Be first to read the latest tech news, Industry Leader's Insights, and CIO interviews of medium and large enterprises exclusively from CIO Advisor APAC
Each cloud machine learning platform includes capabilities for managing the entire machine learning lifecycle.
FREMONT, CA: The major cloud providers—and several smaller cloud providers have invested significant resources in developing their machine learning platforms to assist the entire machine learning lifecycle, from project planning to model maintenance. The following is a list of 12 capabilities that every end-to-end machine learning platform should include.
Keep data close at hand
If a user has the massive amounts of data necessary to construct precise models, he does not want to ship them halfway around the world. The issue here is not distance but time: Even on an ideal network with infinite bandwidth, data transmission speed is ultimately restricted by the speed of light. Extended distances imply latency. For extensive data sets, the perfect case is to build the model in the data location, avoiding the need for mass data transmission.
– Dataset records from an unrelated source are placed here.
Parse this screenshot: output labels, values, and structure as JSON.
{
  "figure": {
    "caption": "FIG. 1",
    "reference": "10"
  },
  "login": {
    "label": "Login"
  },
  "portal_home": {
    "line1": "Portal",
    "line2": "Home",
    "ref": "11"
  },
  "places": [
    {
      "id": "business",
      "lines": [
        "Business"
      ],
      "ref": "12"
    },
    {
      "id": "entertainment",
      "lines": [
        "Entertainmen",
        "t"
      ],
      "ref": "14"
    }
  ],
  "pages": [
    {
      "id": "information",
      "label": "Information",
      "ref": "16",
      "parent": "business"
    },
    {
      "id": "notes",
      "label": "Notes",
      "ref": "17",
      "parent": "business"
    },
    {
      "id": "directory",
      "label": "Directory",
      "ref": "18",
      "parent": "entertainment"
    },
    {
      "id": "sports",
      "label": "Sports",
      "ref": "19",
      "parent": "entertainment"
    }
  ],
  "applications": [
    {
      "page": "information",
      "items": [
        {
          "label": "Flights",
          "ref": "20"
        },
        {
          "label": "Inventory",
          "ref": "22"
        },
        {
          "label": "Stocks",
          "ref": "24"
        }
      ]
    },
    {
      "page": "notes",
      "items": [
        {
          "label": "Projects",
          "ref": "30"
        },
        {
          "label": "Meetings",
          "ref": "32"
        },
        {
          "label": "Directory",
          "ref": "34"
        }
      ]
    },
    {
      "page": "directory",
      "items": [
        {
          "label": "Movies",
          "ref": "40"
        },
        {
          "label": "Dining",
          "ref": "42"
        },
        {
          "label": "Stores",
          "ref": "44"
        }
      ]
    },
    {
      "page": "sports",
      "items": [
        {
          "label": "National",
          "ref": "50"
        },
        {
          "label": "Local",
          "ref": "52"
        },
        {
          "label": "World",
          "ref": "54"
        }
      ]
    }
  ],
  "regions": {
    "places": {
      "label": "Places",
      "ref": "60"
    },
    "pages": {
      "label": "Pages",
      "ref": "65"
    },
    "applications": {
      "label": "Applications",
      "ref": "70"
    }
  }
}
Numerous databases support this to varying degrees. The second-best case scenario is that the data is on the same high-speed network as the model-building software, typically within the same data centre. Moving data within a cloud availability zone from one data centre can introduce significant delays if a user has terabytes (TB) or more. This can be mitigated by performing incremental updates.
Assist in the development of an ETL or ELT pipeline
ETL (export, transform, and load) and ELT (export, load, and change) are two frequently used data pipeline configurations in the database world. Machine learning and deep learning exacerbate the requirement for these, particularly the transform component. ELT provides greater flexibility when changing user’s transformations, as the load phase is typically the most time-consuming phase for big data. By and large, data collected in the wild is noisy. This must be filtered.
Additionally, data collected in the wild has a range of values: A variable's maximum value could be in the millions, while another's range could be -0.1 to -0.001. To prevent variables with extensive coverage from dominating the model, variables must be transformed to standardised ranges before machine learning. Which standardised range is used depends on the model's algorithm.
Contribute to the development of an online environment for model building
Traditionally, the conventional wisdom was that a user should import his data to his desktop for model construction. However, the sheer volume of data required to build effective machine learning and deep learning models alters the landscape: While users can download a small sample of data to their desktop for exploratory data analysis and model building, they need full access to the data for production models.
Model building is well suited to web-based development environments. For example, if the user's data is stored in the same cloud as the notebook environment, he can conduct analysis directly on the data, avoiding time-consuming data movement.